De modo que ordenó que trasladasen al teniente Albert Werper a su tienda, donde los esclavos del árabe facilitaron al belga comida y vino, en pequeñas dosis, hasta que recuperó el conocimiento. Al abrir los ojos, el oficial belga vio una serie de rostros de indígenas que le resultaban completamente desconocidos y, justo delante de una tienda, la figura de un árabe. No aparecían por ninguna parte uniformes de soldados.
El árabe volvió la cabeza y, al ver que el prisionero tenía los ojos abiertos, entró en la tienda.
—Soy Ahmet Zek —se presentó—. ¿Quién eres tú y qué haces en mi territorio? ¿Dónde están tus soldados?
¡Ahmet Zek! Werper le miró con ojos como platos, al tiempo que el alma se le caía a los pies. Estaba en poder del más conocido de los asesinos de la región, un individuo sanguinario, que odiaba a los europeos en general y a los que llevaban el uniforme belga en particular. Las fuerzas militares del gobierno belga destacadas en el Congo llevaban largos años combatiendo infructuosamente a aquel hombre y sus seguidores, en una guerra en la que ninguno de los dos bandos pedía ni esperaba cuartel por parte del adversario.
Sin embargo, en ese mismo odio del árabe hacia los belgas vislumbró Werper un rayo de esperanza.
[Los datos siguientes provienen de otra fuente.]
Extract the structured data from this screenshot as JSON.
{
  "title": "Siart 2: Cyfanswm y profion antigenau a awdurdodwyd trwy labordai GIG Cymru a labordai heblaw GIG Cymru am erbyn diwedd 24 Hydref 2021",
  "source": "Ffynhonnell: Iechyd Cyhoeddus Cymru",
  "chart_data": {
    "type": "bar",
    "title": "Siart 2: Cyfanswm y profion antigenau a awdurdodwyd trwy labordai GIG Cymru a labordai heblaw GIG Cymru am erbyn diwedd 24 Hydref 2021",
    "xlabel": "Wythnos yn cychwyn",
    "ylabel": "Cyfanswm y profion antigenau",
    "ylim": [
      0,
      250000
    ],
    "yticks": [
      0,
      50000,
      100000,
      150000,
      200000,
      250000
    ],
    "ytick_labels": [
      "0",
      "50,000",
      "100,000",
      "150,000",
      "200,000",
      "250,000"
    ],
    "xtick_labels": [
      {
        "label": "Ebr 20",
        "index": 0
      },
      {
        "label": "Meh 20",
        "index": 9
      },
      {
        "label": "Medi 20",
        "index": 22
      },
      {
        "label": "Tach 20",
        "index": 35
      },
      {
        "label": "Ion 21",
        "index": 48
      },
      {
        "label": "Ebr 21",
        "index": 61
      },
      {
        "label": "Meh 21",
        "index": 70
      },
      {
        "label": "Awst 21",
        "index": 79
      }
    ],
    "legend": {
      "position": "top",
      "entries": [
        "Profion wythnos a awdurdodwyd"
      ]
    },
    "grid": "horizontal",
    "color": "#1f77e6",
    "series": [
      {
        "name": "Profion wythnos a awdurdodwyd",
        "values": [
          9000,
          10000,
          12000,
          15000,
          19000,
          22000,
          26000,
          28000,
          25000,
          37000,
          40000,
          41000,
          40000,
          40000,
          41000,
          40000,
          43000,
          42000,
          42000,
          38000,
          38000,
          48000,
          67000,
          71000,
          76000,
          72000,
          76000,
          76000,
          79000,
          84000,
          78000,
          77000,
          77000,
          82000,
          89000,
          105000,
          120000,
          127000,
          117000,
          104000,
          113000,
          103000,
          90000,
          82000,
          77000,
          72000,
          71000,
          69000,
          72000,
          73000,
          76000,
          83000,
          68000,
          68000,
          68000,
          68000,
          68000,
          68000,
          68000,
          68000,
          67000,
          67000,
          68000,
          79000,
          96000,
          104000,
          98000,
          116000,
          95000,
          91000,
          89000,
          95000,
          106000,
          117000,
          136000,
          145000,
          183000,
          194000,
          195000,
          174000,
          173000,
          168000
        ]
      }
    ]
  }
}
También él era un fugitivo, un fuera de la ley. De forma que Ahmet y él tenían por lo menos un rasgo en común, un interés del que él podría sacar provecho si sabía jugar bien sus cartas.
—He oído hablar de ti —manifestó— y te estaba buscando. Los míos se me han puesto en contra. Los odio. En este preciso instante, los soldados me están buscando para matarme. Estaba seguro de que tú me protegerías frente a ellos, porque tú también los odias. A cambio, me pondré a tu servicio. Soy un soldado experto. Sé luchar y tus enemigos son mis enemigos.